To construct a plane in F space, we must calculate the dot product of two points in that space. The expression <M(a), M(b)> can be re-written as k(a, b) where k implicitly maps the points a and b into F-space, and returns the dot product there. To be useful to us, the function k must be expressible as k(W, x) = sum_i (a_i * k(x_i, x)) for suitable values of a_i and x_i. It so happens that to search through all combinations of our heart-attack indicators we can use k(a, b) = (s * a * b + c)^d where s is a scaling factor, a * b is a dot product, c is a constant and d is a power. s and c allow you to tune the relative lengths of the unit vectors along each axis relative to the input space. d is the number of input space dimensions that contribute to each feature space dimension. For example, d=2 with c = 0 and s = 1 would produce a feature space of the form:


height*height, height*weight, height*age,

weight*height, weight* weight, weight*age,

age*height, age*weight, age*age
This is in effect the space of input^d (the dimensions of feature space are the cross product of the input space d times). The variable c mixes in all of the spaces of the form input^i; i = {0 .. d}. Points in this feature space represent the coefficients of all possible polynomials of order d. Since any polynomeal can be constructed from a weighted sum of other polynomials, this particular kernel function is useful to us.

So, the equasion for our classifier now becomes:

f(x) = sum_i (a_i * k(x_i, x)) + b
and the problem of training becomes setting a_i and b optimaly given training data points x_i to minimize the cumulative error of ||f(x_i) - y_i|| over all training examples.

It should be obvious that we can only explore the sub-space of the feature space that is spannable as a linear combination of the input data. This has the practical effect that although the feature space may be infinite dimensional, we explore the finite sub-space that the training points are embedded within. This guarantees that the model f(x) can never contain more information than the training examples x_i, y_i. Also, as the hyperplane chosen is the best one, it is most likely to generalise well to new data, assuming that it was drawn from the same population as the training examples. In practice, usually only a small subset of the weights a_i need to be set to a value other than 0, so the solution is over an even smaller subspace. The training examples that have a non-zero a_i are called the support vectors, as they support the hyperplane.
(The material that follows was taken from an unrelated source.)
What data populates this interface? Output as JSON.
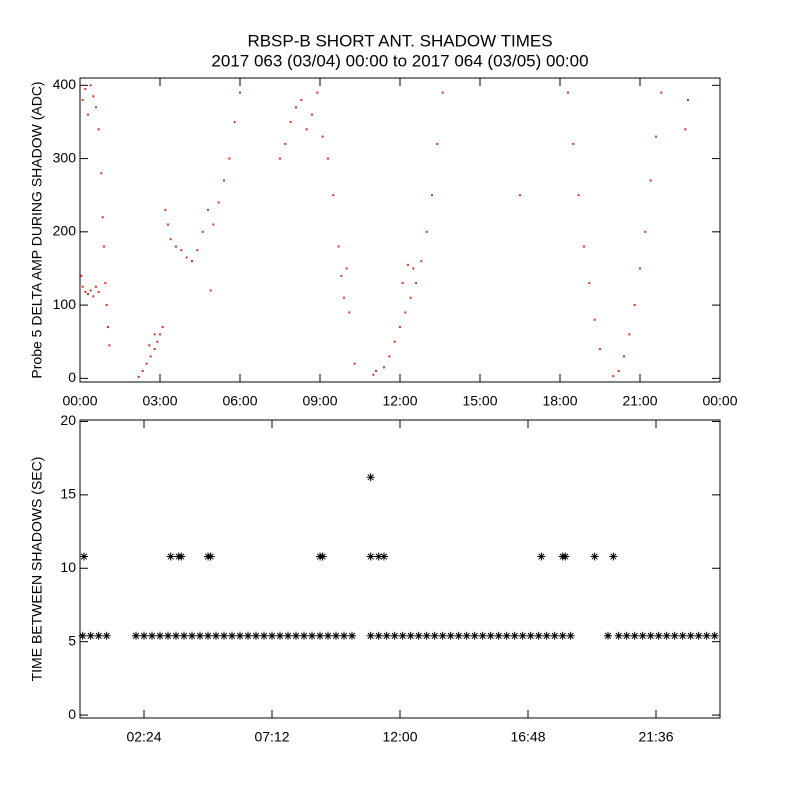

Many kernels, such as the polynomial kernel, calculate the dot-product in a feature space that is a combination of the input space dimensions, and do so by transforming the input space dot product in some way. Let us re-visit the polynomial kernel to illustrate one of the most striking points about kernel functions - that they can be nested to build very specific feature spaces.


kpoly(a, b | s, c, d) = (s * a * b + c)^d
but a * b is <a, b> in linear space. Rewriting using a kernel k gives:
kpoly(a, b | s, c, d, k) = (s * k(a, b) + c)^d
where k performs the dot product in the space that the polynomial kernel will cross-product.
In this way, kernels can be layered one on another, to scale, stretch and combine sub-spaces to produce the feature space that you believe is optimal for locating f(x).

The design philosophy for kernels is as follows. There are basic kernels that calculate a type-specific dot product. These will normally be found by looking for a static final method named Kernel of type SVMKernel within a class. Then there are permutation kernels. These include PolynomialKernel and RadialBaseKernel. These use a primary kernel to calculate the dot product in the natural space for the objects, and then performs some function on that which produces a result equivalent to doing the same dot-product in a very much higher dimensional feature space. To avoid needless recalculation, there are some caching kernels that only calculate the value of the kernel they wrap if needed, and retrieve the value from a cache otherwise.

As far as possible, kernels are java beans.